Движение становилось все более медленным, остановки становились все более частыми и продолжительными. Иногда попадались брошенные тягачи с орудиями. Они загораживали шоссе и сильно затрудняли и без того тяжелый путь. В одном месте мы видели печальные результаты бомбежки дороги немецкими самолетами. Это была картина современной войны: на большом участке шоссе у развилки дорог валялись искалеченные перевернутые машины, лошадиные туши и трупы людей. Само шоссе было покрыто воронками, еще не потерявшей свой цвет кровью, лужами воды и бензина, вылившегося из разбитых машин. Проехать по этому участку шоссе было невозможно, и поэтому он сохранил свой страшный вид - вид борьбы между жизнью и победившей смертью. Но самое главное - это был запах, который расходился от этого страшного места. Это был запах свежей человеческой крови, смешанной с бензином. Этот запах удручал не менее чем то, что мы видели глазами.
Штаб нашей дивизии и присоединившиеся к нему под Волочком части в основном поддерживали связь между собой, но это не давало нам какой-то инициативы. Все подчинялись бесконечному потоку отступающей армии, который тек на восток в надежде, что где-то мы остановимся, организуемся и дадим отпор фашистам. Таковы были наши мечты, пока же мы находились в условиях холода, голода и гнетущей неопределенности.
Тут мне пришлось увидеться с полковником Лебедевым. Он был на ногах, но лицо его было забинтовано, а глаз со стороны ранения почти не открывался. Он сказал, что командующий нашей армией генерал Ракутин, отсутствовавший под Волочком, находился в одной из дивизий 24-ой армии.
В этот день нас не бомбили и не обстреливали немецкие самолеты. Почему это было так, об этом мы тогда не задумывались, но сейчас можно сказать, что их, очевидно, устраивало направление нашего движения. Так проходило отступление нашей дивизии в составе Западного и Резервного фронтов.
В ОКРУЖЕНИИ ПОД ВЯЗЬМОЙ
Под вечер движение машин почти полностью прекратилось, никто не понимал, почему мы вовсе не двигаемся. Делались различные догадки, говорили, что впереди очень плохие дороги, и машины застревают в грязи. Другие говорили, что по боковым дорогам на шоссе впереди вливаются все новые потоки техники и людей, и поэтому мы стоим. Но все яснее мы начали понимать, что причина кроется в чем-то другом.
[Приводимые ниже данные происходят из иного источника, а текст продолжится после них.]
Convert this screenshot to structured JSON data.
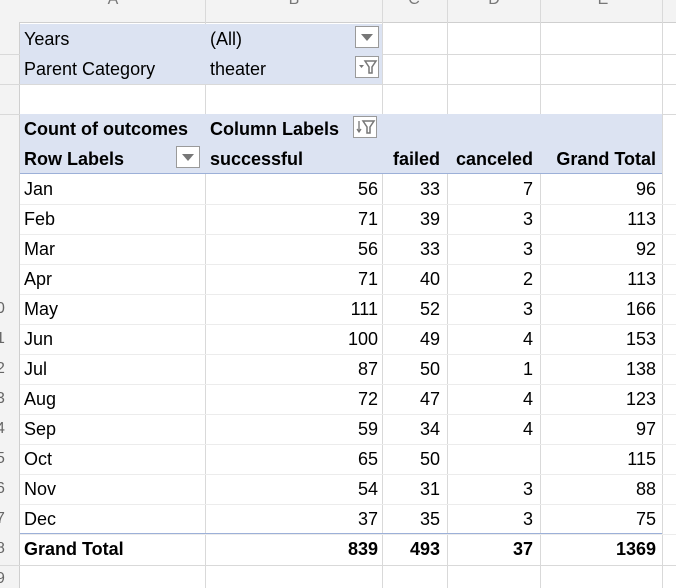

К вечеру по колоннам поползли страшные слухи, говорили, что дорога закрыта немцами, что шестого октября в районе Вязьмы немцы высадили большой парашютный десант, который преградил путь отступающей армии. Потом стали говорить, что с десантом ведутся бои, что, возможно, скоро удастся прорваться в сторону Москвы. В колоннах стали появляться мысли свернуть с большака куда-нибудь вправо или влево, на проселочную дорогу и объехать препятствие. Но этот план затруднялся большой, почти непроходимой грязью на проселочных дорогах, однако некоторые машины стали пробовать этот способ. Но вскоре стало известно, что машины, отъехавшие 5-10 километров от большака, обстреливались немцами, и им приходилось возвращаться обратно к общей массе машин. В этот вечер мы познакомились с новым для нас словом - "окружение". Теперь все наши мысли были направлены на то, чтобы вырваться из окружения. Все ловили малейшую возможность продвинуться вперед. Иногда машины приходили в движение, ехали километр или даже два. Тогда настроение у всех поднималось, говорили, что, очевидно, удалось прорвать окружение, и что мы теперь вырвемся из него.
Всю эту ночь мы были заняты тем, что помогали нашей машине выбираться из грязи. Ночью мы решили продвинуться вперед и по обочинам обгоняли стоящие машины. Так как на обочинах была невероятная грязь, мы почти не садились в машину. Напрягая все силы, задыхаясь в бензиновой гари, толкали мы свою полуторку, используя каждую возможность продвинуться вперед. Что это была за ночь. Мы даже не заметили, как она кончилась, да она не имела ни начала, ни конца. Это была ужасная грязь дороги, бензиновая гарь, это были 5-6 километров, которые нам удалось преодолеть.